SAN FRANCISCO
Lee Heidhues 3.2.2024
The recent buzz about Donald Trump’s criminal indictments has been about how successful he’s been in delaying the inevitable. His day in criminal court.
Apparently lost in all the hand wringing by pundits that Trump will not be facing a jury soon is one undisputable fact. Trump goes to Trial on March 25 in a Manhattan courtroom.
At issue. A 34 count criminal indictment. The hush money payments to porn actress Stormy Daniels. In an effort to stop news of Trump’s relationship to become public before the 2016 presidential election. It worked.
Soon a jury of 12 New Yorkers will soon decide if Trump is criminally responsible for these hush money payments.
The Trial will make for great legal, political and tabloid reporting.
Excerpted from The New York Times 3.2.2024
Donald Trump faces steep odds in his first criminal case, which was brought by the Manhattan district attorney, Alvin L. Bragg. Mr. Trump’s belligerent courtroom antics might not resonate with a jury in Manhattan, where only about 12 percent of voters supported him in the 2020 election.

Mr. Bragg’s evidence is extensive, featuring documents, tape recordings and testimony from Mr. Trump’s onetime confidants.
“I would expect Trump to try to act up,” said Ty Cobb, a veteran lawyer who worked in the White House Counsel’s Office during the Trump administration and who has since been critical of the former president. He added: “He needs to be aggressively muzzled by the lawyers if he is to avoid offending the jury.”
To avoid conviction, his defense team, led by Todd Blanche and Susan R. Necheles, will have to be stellar. They will most likely argue that the evidence does not directly implicate Mr. Trump, and that the witnesses are liars.
Lawyers who have represented Mr. Trump view the prospect of him testifying before Justice Juan Merchan as potentially disastrous. The judge is a no-nonsense jurist who presided over the conviction of Mr. Trump’s family business in a tax fraud trial.
If Mr. Trump insists, he could pose a make-or-break challenge for Mr. Blanche and Ms. Necheles.

They recently appeared before Justice Merchan at a pretrial hearing with their client mostly silent beside them, and seemed to test the tightrope he will walk during the trial. Mr. Trump wanted to delay it, but the judge promptly set a March date.
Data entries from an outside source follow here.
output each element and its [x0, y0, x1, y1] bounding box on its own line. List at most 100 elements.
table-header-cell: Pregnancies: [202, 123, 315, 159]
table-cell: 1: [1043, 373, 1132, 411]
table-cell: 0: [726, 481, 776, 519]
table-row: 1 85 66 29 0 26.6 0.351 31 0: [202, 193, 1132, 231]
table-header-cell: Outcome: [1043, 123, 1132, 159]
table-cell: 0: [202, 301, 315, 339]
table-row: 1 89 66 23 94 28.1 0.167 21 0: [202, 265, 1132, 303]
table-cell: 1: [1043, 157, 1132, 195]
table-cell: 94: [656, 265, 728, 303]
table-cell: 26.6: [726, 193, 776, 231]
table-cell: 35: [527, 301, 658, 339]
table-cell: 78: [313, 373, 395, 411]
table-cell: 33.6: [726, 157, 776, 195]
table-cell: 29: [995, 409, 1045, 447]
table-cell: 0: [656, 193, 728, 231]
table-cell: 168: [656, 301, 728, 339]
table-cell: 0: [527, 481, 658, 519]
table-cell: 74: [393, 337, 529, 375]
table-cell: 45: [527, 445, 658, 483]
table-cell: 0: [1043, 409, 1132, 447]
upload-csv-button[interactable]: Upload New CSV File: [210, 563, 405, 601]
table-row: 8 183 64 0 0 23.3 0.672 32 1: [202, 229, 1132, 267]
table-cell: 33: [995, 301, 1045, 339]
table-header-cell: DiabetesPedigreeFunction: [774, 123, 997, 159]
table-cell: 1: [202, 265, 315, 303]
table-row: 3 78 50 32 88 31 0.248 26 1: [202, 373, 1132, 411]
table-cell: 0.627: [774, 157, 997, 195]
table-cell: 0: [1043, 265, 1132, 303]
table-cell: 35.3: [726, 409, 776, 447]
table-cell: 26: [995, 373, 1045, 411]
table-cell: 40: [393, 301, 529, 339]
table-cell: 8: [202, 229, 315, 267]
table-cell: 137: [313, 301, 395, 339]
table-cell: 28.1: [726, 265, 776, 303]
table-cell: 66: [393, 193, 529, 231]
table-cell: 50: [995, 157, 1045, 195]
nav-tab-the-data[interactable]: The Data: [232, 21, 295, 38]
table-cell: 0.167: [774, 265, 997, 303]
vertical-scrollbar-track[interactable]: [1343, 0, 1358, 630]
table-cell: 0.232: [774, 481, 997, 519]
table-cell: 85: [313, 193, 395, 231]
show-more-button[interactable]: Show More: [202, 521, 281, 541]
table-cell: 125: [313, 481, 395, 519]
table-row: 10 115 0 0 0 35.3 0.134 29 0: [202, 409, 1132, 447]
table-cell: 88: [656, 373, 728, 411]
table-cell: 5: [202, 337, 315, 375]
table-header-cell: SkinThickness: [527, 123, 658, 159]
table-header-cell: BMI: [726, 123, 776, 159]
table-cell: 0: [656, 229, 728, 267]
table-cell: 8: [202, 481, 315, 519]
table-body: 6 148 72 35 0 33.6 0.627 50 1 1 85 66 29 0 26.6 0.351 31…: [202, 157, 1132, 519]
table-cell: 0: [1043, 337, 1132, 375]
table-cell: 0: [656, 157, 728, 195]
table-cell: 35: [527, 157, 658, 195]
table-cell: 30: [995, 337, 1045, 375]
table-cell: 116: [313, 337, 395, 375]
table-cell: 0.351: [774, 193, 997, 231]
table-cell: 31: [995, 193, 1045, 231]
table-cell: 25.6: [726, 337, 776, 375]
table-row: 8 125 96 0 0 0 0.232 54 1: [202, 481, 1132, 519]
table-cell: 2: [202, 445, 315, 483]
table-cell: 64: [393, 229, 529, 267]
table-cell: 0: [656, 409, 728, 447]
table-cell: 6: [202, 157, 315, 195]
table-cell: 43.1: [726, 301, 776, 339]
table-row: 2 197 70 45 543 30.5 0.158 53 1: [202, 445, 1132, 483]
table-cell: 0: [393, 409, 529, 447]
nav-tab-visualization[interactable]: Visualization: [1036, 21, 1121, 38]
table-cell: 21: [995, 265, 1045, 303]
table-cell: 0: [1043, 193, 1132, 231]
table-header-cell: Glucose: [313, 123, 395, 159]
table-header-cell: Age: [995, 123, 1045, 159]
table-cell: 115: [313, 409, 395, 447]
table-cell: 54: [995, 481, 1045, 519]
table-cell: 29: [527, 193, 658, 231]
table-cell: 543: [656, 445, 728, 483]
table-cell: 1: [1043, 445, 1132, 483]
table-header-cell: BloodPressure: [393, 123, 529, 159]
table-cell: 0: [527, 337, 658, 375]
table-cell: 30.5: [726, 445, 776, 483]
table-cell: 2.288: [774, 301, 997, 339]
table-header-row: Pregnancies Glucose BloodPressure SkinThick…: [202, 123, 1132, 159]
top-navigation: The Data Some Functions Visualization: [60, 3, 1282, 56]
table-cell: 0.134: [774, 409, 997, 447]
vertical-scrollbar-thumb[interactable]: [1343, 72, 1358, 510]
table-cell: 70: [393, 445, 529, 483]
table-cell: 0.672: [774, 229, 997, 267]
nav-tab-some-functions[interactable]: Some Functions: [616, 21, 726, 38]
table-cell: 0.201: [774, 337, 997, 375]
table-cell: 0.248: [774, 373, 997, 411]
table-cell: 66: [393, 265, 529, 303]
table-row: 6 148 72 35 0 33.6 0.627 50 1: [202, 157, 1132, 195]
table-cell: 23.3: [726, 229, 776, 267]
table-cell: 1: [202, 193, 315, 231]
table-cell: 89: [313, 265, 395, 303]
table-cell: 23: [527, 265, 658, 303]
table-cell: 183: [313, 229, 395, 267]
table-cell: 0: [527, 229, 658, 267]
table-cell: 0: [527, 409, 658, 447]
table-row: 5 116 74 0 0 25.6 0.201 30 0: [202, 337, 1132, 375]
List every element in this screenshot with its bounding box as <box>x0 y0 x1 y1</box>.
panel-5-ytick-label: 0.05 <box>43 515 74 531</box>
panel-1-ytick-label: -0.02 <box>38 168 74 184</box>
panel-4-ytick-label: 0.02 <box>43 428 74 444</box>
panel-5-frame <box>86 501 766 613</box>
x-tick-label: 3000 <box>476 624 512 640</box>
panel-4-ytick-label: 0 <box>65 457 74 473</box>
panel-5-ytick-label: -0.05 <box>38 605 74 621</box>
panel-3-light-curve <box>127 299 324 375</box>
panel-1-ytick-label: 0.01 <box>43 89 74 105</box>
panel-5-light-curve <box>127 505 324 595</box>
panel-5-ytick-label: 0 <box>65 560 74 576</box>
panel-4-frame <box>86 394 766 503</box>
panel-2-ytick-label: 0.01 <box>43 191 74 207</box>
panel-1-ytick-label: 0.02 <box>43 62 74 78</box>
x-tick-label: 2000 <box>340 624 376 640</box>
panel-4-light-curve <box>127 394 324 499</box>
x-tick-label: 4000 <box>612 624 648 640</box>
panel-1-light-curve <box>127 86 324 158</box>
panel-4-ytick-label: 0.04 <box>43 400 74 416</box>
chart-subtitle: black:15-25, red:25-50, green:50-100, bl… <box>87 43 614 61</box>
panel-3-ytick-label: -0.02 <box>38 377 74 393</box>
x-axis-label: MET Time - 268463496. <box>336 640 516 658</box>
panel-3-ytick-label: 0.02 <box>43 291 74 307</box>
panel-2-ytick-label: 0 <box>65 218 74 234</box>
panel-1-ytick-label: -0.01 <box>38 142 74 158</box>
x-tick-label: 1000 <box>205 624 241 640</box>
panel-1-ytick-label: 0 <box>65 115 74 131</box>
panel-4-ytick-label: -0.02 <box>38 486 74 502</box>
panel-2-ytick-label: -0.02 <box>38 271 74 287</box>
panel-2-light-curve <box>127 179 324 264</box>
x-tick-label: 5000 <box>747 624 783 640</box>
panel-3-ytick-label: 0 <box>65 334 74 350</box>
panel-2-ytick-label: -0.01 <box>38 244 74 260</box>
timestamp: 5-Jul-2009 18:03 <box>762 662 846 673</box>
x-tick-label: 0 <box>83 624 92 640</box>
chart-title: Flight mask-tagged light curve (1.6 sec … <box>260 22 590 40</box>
Mr. Blanche lodged objections, none of which swayed Justice Merchan, who quickly bridled. “Tell me something you haven’t already said today,” the judge said.
Shortly thereafter, Justice Merchan asked Mr. Blanche if he was done talking. He was not, but the judge cut him off, instructing Mr. Blanche to “please have a seat.”
“Yes, your honor,” Mr. Blanche replied, sitting down with Mr. Trump.